Gary Peacock 12 May 1935 – 4 September 2020
Alyn Shipton
Tuesday, September 8, 2020
One of giants of contemporary jazz double bass, best known for his longstanding work with the Keith Jarrett Standards Trio, has died aged 85
When the Bill Evans Trio was recording Trio 64, producer Creed Taylor had an issue with the group’s bassist, Gary Peacock, who recalled: “We played a little bit to get a sound level. We were listening back to it in the booth and I said, ‘Wow, that sounds great, man, let’s go!’ Taylor said, ‘Ah, hmmmm,’ and I said, ‘What’s wrong?’ And he said, ‘Well you know, I don't really hear you playing the time.’ I thought he was joking. I couldn’t believe he was serious.” Compared to his predecessor Scott LaFaro’s flowing mix of melodic ideas, accompaniment and commentary on the music, Gary Peacock preferred to alternate passages that were laid back to a bare minimum with bursts of hyperactivity. His solos exploded into life with flurries of notes scurrying all over the bass, and his startling originality spurred Evans and Paul Motian into some of their most imaginative playing ever recorded.

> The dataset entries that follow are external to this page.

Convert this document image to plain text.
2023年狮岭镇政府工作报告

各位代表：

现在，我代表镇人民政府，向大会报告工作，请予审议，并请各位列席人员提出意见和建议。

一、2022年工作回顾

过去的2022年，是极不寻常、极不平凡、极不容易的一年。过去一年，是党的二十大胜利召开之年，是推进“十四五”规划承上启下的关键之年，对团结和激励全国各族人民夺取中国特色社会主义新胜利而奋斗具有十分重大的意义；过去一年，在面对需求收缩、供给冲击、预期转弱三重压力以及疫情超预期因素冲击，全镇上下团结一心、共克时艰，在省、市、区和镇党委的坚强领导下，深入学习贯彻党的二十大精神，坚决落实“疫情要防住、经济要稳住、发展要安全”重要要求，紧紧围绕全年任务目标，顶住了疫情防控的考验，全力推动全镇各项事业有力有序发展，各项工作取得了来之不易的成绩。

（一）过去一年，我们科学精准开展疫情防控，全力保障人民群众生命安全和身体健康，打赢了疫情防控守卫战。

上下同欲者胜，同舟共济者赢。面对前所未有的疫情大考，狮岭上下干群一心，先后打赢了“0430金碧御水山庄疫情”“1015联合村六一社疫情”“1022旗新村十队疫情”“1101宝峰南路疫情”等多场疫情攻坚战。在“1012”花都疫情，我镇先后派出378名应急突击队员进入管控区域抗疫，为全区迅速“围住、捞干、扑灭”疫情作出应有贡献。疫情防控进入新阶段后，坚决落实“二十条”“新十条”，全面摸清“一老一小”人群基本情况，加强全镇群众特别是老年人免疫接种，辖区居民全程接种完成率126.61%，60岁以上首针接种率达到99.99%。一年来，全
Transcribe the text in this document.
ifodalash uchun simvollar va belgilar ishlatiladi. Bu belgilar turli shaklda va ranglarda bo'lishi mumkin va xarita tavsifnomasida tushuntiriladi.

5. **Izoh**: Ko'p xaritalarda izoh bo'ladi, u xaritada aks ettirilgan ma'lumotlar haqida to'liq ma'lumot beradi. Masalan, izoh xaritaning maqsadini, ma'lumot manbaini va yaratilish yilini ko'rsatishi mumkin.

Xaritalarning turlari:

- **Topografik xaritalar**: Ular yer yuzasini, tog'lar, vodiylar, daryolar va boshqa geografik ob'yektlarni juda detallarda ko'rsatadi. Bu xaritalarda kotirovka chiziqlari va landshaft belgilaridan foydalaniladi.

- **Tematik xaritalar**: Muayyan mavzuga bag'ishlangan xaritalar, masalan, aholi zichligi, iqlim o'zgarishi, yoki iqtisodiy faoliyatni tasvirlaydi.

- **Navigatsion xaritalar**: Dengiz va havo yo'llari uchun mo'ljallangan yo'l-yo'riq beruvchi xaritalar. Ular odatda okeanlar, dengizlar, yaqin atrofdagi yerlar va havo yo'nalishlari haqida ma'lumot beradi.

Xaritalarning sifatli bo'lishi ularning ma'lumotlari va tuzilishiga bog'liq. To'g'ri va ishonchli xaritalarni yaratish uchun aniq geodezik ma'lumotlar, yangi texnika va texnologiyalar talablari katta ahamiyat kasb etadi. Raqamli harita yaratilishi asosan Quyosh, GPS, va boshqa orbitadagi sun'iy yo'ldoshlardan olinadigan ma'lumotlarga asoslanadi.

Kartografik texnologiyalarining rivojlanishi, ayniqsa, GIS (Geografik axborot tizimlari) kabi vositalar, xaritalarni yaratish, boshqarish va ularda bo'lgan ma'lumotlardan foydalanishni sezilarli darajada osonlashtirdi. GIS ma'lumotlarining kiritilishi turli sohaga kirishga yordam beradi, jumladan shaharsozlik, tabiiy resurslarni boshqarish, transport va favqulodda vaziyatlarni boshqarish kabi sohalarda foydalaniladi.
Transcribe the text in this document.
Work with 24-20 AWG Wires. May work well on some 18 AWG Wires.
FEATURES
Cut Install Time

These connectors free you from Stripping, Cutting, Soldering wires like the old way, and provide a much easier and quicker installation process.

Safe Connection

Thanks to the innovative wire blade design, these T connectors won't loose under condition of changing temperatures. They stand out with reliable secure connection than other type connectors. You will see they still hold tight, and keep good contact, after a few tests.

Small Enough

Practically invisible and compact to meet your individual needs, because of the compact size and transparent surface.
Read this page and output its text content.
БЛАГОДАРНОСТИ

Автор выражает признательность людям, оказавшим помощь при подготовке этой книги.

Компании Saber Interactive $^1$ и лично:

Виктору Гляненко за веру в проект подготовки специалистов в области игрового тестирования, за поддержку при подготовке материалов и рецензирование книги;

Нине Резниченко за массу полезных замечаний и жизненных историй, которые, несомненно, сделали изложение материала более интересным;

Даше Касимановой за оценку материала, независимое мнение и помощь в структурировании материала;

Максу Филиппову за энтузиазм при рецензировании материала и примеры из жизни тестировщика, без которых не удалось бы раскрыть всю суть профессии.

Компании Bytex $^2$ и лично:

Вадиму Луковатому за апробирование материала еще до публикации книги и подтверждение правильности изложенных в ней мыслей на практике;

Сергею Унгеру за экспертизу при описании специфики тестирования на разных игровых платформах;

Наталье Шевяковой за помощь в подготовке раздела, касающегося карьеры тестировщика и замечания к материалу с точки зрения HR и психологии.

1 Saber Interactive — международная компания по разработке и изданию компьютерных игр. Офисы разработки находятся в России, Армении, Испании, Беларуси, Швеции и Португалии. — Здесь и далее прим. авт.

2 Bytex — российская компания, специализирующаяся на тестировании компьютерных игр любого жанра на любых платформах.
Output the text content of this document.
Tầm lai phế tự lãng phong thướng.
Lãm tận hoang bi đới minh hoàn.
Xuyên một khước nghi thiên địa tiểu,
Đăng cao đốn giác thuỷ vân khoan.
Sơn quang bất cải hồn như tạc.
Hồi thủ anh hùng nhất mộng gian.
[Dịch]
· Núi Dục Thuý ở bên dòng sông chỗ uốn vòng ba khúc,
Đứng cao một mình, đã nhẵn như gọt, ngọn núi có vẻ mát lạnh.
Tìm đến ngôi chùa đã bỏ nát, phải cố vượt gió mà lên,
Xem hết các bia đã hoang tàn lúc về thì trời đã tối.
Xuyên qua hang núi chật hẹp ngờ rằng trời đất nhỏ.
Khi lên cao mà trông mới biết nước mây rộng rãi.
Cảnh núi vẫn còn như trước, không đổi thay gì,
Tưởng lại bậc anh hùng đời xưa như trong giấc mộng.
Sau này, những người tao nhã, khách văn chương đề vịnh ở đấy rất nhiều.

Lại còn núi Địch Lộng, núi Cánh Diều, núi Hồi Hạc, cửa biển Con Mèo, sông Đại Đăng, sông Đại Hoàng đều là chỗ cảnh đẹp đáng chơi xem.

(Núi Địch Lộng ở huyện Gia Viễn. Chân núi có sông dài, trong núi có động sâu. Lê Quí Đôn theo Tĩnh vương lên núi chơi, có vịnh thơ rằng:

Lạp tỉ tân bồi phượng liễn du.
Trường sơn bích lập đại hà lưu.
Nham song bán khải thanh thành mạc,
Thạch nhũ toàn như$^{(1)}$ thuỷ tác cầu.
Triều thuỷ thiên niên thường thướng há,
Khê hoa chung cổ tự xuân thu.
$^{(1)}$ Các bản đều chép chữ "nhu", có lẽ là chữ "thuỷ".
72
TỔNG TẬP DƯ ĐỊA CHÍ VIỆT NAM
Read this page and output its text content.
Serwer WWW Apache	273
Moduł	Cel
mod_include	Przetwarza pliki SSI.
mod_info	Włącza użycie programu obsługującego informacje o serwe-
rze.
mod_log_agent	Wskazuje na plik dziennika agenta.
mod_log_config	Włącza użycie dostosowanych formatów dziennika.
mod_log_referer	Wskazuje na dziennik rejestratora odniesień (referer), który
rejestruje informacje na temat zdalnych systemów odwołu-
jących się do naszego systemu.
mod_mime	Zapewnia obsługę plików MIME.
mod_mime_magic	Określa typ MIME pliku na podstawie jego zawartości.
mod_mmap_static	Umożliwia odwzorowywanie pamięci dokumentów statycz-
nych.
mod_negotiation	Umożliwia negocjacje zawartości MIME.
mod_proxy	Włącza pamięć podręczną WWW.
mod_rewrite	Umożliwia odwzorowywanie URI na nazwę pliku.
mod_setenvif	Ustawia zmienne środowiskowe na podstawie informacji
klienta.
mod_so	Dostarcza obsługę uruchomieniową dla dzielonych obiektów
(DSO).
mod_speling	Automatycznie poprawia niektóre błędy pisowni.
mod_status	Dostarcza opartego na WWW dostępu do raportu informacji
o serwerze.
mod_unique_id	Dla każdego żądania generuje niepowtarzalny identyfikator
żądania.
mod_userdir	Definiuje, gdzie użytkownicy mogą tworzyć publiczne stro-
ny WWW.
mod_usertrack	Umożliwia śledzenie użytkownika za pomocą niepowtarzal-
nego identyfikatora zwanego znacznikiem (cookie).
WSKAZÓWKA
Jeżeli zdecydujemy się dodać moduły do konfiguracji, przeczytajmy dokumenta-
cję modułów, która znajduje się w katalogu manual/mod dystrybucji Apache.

Peacock took up the bass almost by chance, aged 21. During his military service, in Germany, playing both drums and piano, he eventually led his own jazz group from the keyboard. When his bassist left in 1956, Peacock taught himself the instrument, and was soon working at the very highest level. By late 1963, he was an acknowledged virtuoso. His friend, the pianist Marc Copland (who not only recorded a solo album of Peacock’s compositions, but also played in trios with him over a 30-year period) points out that Gary had been an innovator in the 1960s and still was at the time of his death. Peacock moved confidently from Evans’s trio to more adventurous settings with Paul Bley (a long-time colleague) and Albert Ayler, as well as Don Cherry and George Russell. He also briefly toured with Miles Davis’s second quintet, depping for Ron Carter.
Peacock was not in any way a stereotypical jazz musician, and after a period of following Timothy Leary’s tenets on artificial stimulants, he took time out to study Eastern philosophy and medicine, later spending time in Japan. In the 1970s he took a degree in biology at the University of Washington. On his return from Japan in 1977, he made an album for ECM’s Manfred Eicher called Tales of Another. Eicher – in a tribute to Gary – noted “it laid the groundwork for one of the longest-lasting groups in jazz”, namely what became Keith Jarrett’s ‘Standards’ trio, with Keith and Jack DeJohnette. This trio eventually clocked up 22 albums before its final concert in November 2014. These set the benchmark for contemporary piano trios from the dazzling re-imagination of standards, to the free collective interplay on such albums as Inside Out. For this achievement alone, Peacock will be remembered as one of the Titans of the double bass.